Gabriel Beaumartin birth of the estate’s image

Gabriel Beaumartin

In reality, it was Jean Ricard’s son-in-law, Gabriel Beaumartin, who, during his forty years at Chevalier, really established the reputation of its wines.

A well-known timber merchant, he travelled abroad and spread the image of Domaine de Chevalier, which, under his aegis, gradually became worldwide.

Jean Ricard the founder

Jean Ricard le fondateur

One of the original features of Chevalier is that it has taken a relatively short space of time to achieve a level of renown that most of the great growths of Bordeaux took several centuries to acquire, thanks to a limited number of owners, all of whom were keen to ensure the continuity of an approach imposing demanding high standards. It was they who really laid the foundations for the current image of Chevalier, namely that of a Grand Cru positioned at the top of the hierarchy.

“From the acquisition of the estate by Arnaud and Jean Ricard in 1865 to its purchase by my family in 1983, only three men have been at the head of Chevalier. I would say that the first, Jean Ricard, is the true creator of the estate.”

Discreet origins

The history of Chevalier is intimately linked to the presence of the surrounding forest, which for a long time occupied most of the western part of the Graves. In reality, it only really took off as a wine-producing estate in the second half of the 19th century.

You have to go back to the middle of the 17th century to find deeds mentioning the first traces of a farm in the place where the current estate is located. At that time, it belonged to the Lalanne family, founders of the estate, whose patriarch Jehan de Lalanne was called “Chivaley”, a name also given to his estate. The archives report that the farm, whose occupants were almost entirely self-sufficient, consisted of “houses, outbuildings, gardens, land, vineyards, woods and meadows”.

At the time, the term “domaine”, which was later supplanted by “château”, had a wealth of meaning that has now disappeared.
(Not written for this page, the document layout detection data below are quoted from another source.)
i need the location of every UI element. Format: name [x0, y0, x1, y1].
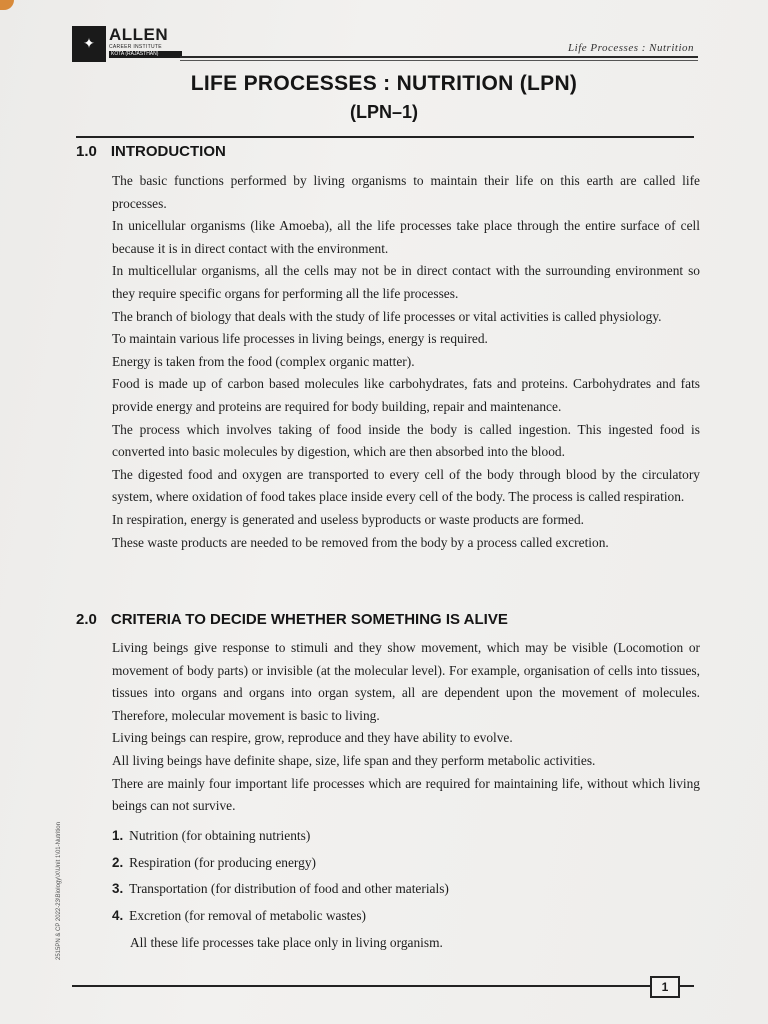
side-file-reference: 2515PN & CP 2022-23\Biology\X\Unit 1\01-Nutrition: [56, 822, 62, 960]
list-text: Nutrition (for obtaining nutrients): [129, 828, 311, 843]
list-item: [112, 823, 672, 850]
paragraph: The basic functions performed by living organisms to maintain their life on this earth are called life processes.: [112, 173, 700, 211]
page-subtitle: (LPN–1): [349, 102, 418, 122]
paragraph: Living beings give response to stimuli and they show movement, which may be visible (Locomotion or movement of body parts) or invisible (at the molecular level). For example, organisation of cells into tissues, tissues into organs and organs into organ system, all are dependent upon the movement of molecules. Therefore, molecular movement is basic to living.: [112, 640, 700, 723]
list-text: Respiration (for producing energy): [129, 854, 316, 870]
page-title: LIFE PROCESSES : NUTRITION (LPN): [190, 72, 578, 95]
paragraph: The branch of biology that deals with the study of life processes or vital activities is called physiology.: [112, 308, 662, 324]
section-title: CRITERIA TO DECIDE WHETHER SOMETHING IS ALIVE: [110, 611, 508, 628]
header-rule-thin: [180, 60, 698, 61]
paragraph: The process which involves taking of food inside the body is called ingestion. This ingested food is converted into basic molecules by digestion, which are then absorbed into the blood.: [112, 421, 700, 460]
paragraph: In unicellular organisms (like Amoeba), all the life processes take place through the entire surface of cell because it is in direct contact with the environment.: [112, 218, 700, 256]
paragraph: Living beings can respire, grow, reproduce and they have ability to evolve.: [112, 730, 513, 746]
allen-logo: [72, 26, 182, 62]
life-processes-list: [112, 823, 672, 929]
footer-rule: [72, 985, 694, 987]
paragraph: In multicellular organisms, all the cells may not be in direct contact with the surrounding environment so they require specific organs for performing all the life processes.: [112, 263, 700, 301]
paragraph: These waste products are needed to be removed from the body by a process called excretion.: [112, 534, 609, 550]
list-number: 4.: [112, 907, 124, 923]
section-number: 2.0: [76, 611, 97, 628]
section-title: INTRODUCTION: [110, 143, 226, 160]
list-item: [112, 903, 672, 930]
list-text: Transportation (for distribution of food and other materials): [129, 881, 449, 896]
section-heading-criteria: [76, 611, 508, 628]
list-number: 1.: [112, 828, 124, 843]
paragraph: The digested food and oxygen are transported to every cell of the body through blood by the circulatory system, where oxidation of food takes place inside every cell of the body. The process is called respiration.: [112, 466, 700, 505]
logo-text: [106, 26, 182, 62]
paragraph: Food is made up of carbon based molecules like carbohydrates, fats and proteins. Carbohydrates and fats provide energy and proteins are required for body building, repair and maintenance.: [112, 376, 700, 414]
list-item: [112, 850, 672, 877]
list-text: Excretion (for removal of metabolic wastes): [129, 907, 367, 923]
paragraph: There are mainly four important life processes which are required for maintaining life, without which living beings can not survive.: [112, 775, 700, 814]
page-number: 1: [650, 976, 680, 998]
paragraph: Energy is taken from the food (complex organic matter).: [112, 353, 415, 369]
list-number: 2.: [112, 854, 124, 870]
introduction-body: [112, 170, 700, 554]
list-number: 3.: [112, 881, 124, 896]
list-item: [112, 876, 672, 903]
running-title: Life Processes : Nutrition: [568, 42, 694, 54]
logo-sub: CAREER INSTITUTE: [109, 44, 162, 50]
corner-tab: [0, 0, 14, 10]
paragraph: To maintain various life processes in living beings, energy is required.: [112, 331, 488, 347]
logo-emblem-icon: ✦: [72, 26, 106, 62]
header-rule: [180, 56, 698, 58]
logo-brand: ALLEN: [109, 25, 169, 44]
closing-sentence: All these life processes take place only in living organism.: [130, 935, 443, 950]
paragraph: In respiration, energy is generated and useless byproducts or waste products are formed.: [112, 511, 584, 527]
logo-tag: KOTA (RAJASTHAN): [109, 51, 182, 58]
section-heading-introduction: [76, 143, 226, 160]
section-number: 1.0: [76, 143, 97, 160]
paragraph: All living beings have definite shape, size, life span and they perform metabolic activities.: [112, 752, 596, 768]
title-rule: [76, 136, 694, 138]
criteria-body: [112, 637, 700, 818]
As was the case at Chivaley, it designated the combination of a home, a family and a farm, where the vine was cultivated alongside livestock and food crop farming… The Lalanne family’s contract with the land of Chivaley spanned no less than two centuries before being sold in 1736 to Jean Destang, a merchant from Léognan.



The progressive expansion of the vineyard, as from 1985, required the installation of suitable facilities.
The complete renovation of the buildings was carried out in two stages (1984 and 1991) on the basis of technical and aesthetic choices inspired by functional beauty and the absence of ostentation, discarding the “pseudo-classical” option from the outset. An overall package that was to be completed with a bottle cellar (2012), a concrete vat room (2013) and finally a wooden vat room (2016).
Subtly integrated, these additions have not fundamentally altered the original structure of the ensemble, which dates from the 17th century and has been largely conserved.


The facade of the central building, in particular, preserves the traces of its former function, with the double door on the first floor. In the past, this allowed the grapes to be received by gravity, a practice that has now been modernised and which we have never abandoned.

As a result, by retaining a low-rise architectural style with a simple and soothing aesthetic, its shape widening to fill the space between the vineyard and the forest, it blends in remarkably well with the site and reinforces the image of discretion and the estate’s strong countryside identity.

The highlight
of the ensemble

THE vat room

A concession to a modernity that is nevertheless timeless, the vat room, with its state-of-the-art equipment, is the highlight of the estate. Cylindrical in shape, it is a remarkably composed space that forms a break in the facade.
A walkway overlooking the vat room, integrated into the stone, metal and glass aesthetics, gives direct access to the top of the vats where a large part of the winemaking process takes place.

The volume of this functional crossroads, with its simplicity that is both uncluttered and practical, receives unlimited daylight through two vast openings on either side, one facing the park, the other facing the main courtyard, and though the overhead lighting from a glass dome, a sort of “telluric” centrepiece of the estate.